Details: Fetching https://example.com:8443/.well-known/acme-challenge/44DVtYx2WBKaujKCYO7tOxZ4nS2-m_-Ci5dLoQw0X34 Error getting validation data
An SSL / TLS certificate could not be issued for example.com
The SSL / TLS Let's Encrypt certificate could not be issued for example.com . Authorization error for the domain.
Invalid response from https://acme-v02.api.letsencrypt.org/acme/authz-v3/xxxxxx.
Type: urn: ietf: params: acme: error: connection
Detail: Fetching http://example.com/.well-known/acme-challenge/DOgtM-HLdDLxfaGej39Fip168f6njHhwot47XuyGANo: Error getting validation data
example.comresolves to the IP address of the Plesk server on IPv4 and/or IPv6:
# dig +short example.com
# dig +short -t AAAA example.com
The domain example.com is hosted on the same Plesk server, and only IPv4 address is assigned to it in Domains > example.com > Web Hosting Access.

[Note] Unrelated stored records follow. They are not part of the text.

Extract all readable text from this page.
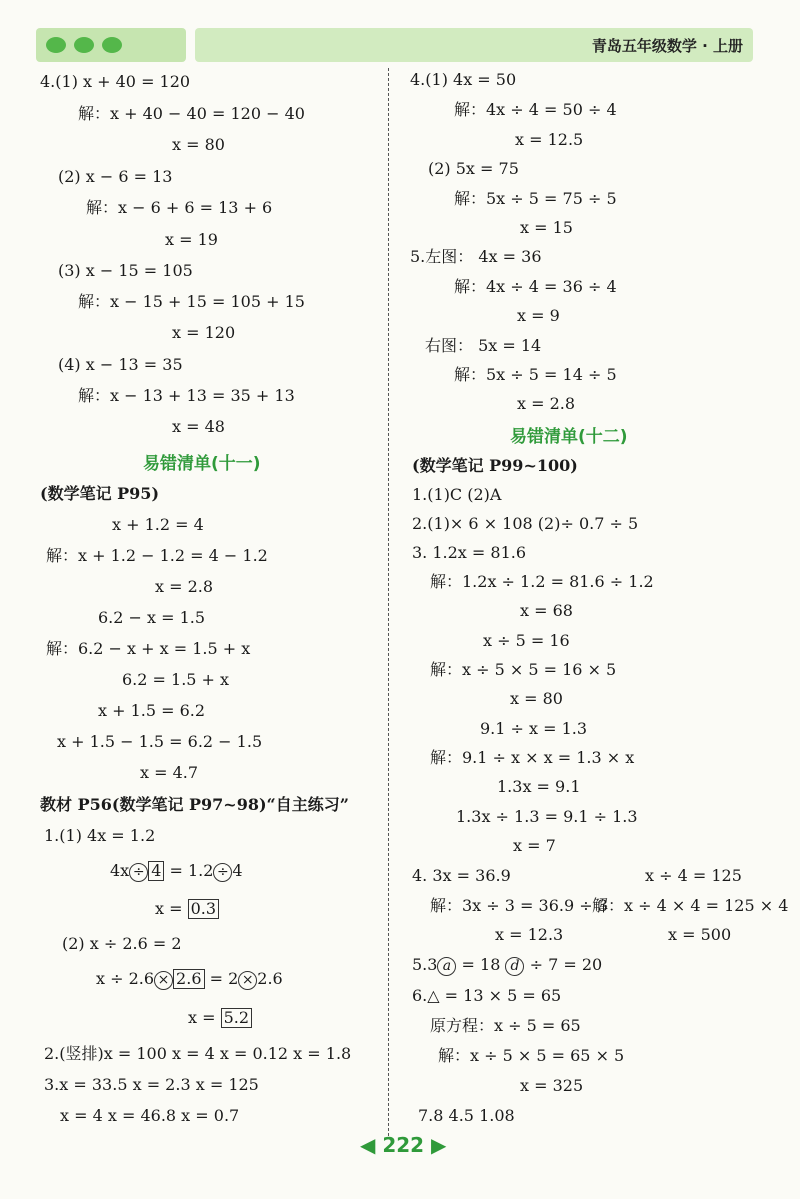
青岛五年级数学 · 上册
4.(1) x + 40 = 120
解：x + 40 − 40 = 120 − 40
x = 80
(2) x − 6 = 13
解：x − 6 + 6 = 13 + 6
x = 19
(3) x − 15 = 105
解：x − 15 + 15 = 105 + 15
x = 120
(4) x − 13 = 35
解：x − 13 + 13 = 35 + 13
x = 48
易错清单(十一)
(数学笔记 P95)
x + 1.2 = 4
解：x + 1.2 − 1.2 = 4 − 1.2
x = 2.8
6.2 − x = 1.5
解：6.2 − x + x = 1.5 + x
6.2 = 1.5 + x
x + 1.5 = 6.2
x + 1.5 − 1.5 = 6.2 − 1.5
x = 4.7
教材 P56(数学笔记 P97~98)“自主练习”
1.(1) 4x = 1.2
4x ÷ 4 = 1.2 ÷ 4
x = 0.3
(2) x ÷ 2.6 = 2
x ÷ 2.6 × 2.6 = 2 × 2.6
x = 5.2
2.(竖排)x = 100 x = 4 x = 0.12 x = 1.8
3.x = 33.5 x = 2.3 x = 125
x = 4 x = 46.8 x = 0.7
4.(1) 4x = 50
解：4x ÷ 4 = 50 ÷ 4
x = 12.5
(2) 5x = 75
解：5x ÷ 5 = 75 ÷ 5
x = 15
5.左图： 4x = 36
解：4x ÷ 4 = 36 ÷ 4
x = 9
右图： 5x = 14
解：5x ÷ 5 = 14 ÷ 5
x = 2.8
易错清单(十二)
(数学笔记 P99~100)
1.(1)C (2)A
2.(1)× 6 × 108 (2)÷ 0.7 ÷ 5
3. 1.2x = 81.6
解：1.2x ÷ 1.2 = 81.6 ÷ 1.2
x = 68
x ÷ 5 = 16
解：x ÷ 5 × 5 = 16 × 5
x = 80
9.1 ÷ x = 1.3
解：9.1 ÷ x × x = 1.3 × x
1.3x = 9.1
1.3x ÷ 1.3 = 9.1 ÷ 1.3
x = 7
4. 3x = 36.9	x ÷ 4 = 125
解：3x ÷ 3 = 36.9 ÷ 3
解：x ÷ 4 × 4 = 125 × 4
x = 12.3	x = 500
5.3 a = 18 d ÷ 7 = 20
6.△ = 13 × 5 = 65
原方程：x ÷ 5 = 65
解：x ÷ 5 × 5 = 65 × 5
x = 325
7.8 4.5 1.08
◀ 222 ▶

The following error might be shown when accessing http://example.com in the browser:
This site can’t be reached
Port 80 and/or 443 is filtered by a firewall:
# nmap -p 80 example.com
PORT STATE SERVICE
80/tcp filtered http
# nmap -p 443 example.com
PORT STATE SERVICE
443/tcp filtered http
Note: If domain example.com resolves to IPv4 and IPv6, HTTP and HTTPS traffic must be allowed to both networks.
- If the firewall is configured on the Plesk server, open the ports 80 and 443 for incoming connections as described in the article What ports need to be opened for all Plesk Services to work with a firewall
- If Plesk is installed on a public cloud service, follow the instructions to open ports 80 and 443: for Amazon EC2, for Amazon Lightsail, for Google Cloud, for Microsoft Azure, for Alibaba Cloud.
- If some intermediate firewall/router is configured between the Plesk server and an external network, ports 80 and 443 should be opened on it as well.
As alternative solution, when only IPv6 ports are blocked:
Go to Domains > example.com > Web Hosting Access and disable IPv6 address.
Note: If the IPv6 address is defined externally it can be removed on the registrar's side.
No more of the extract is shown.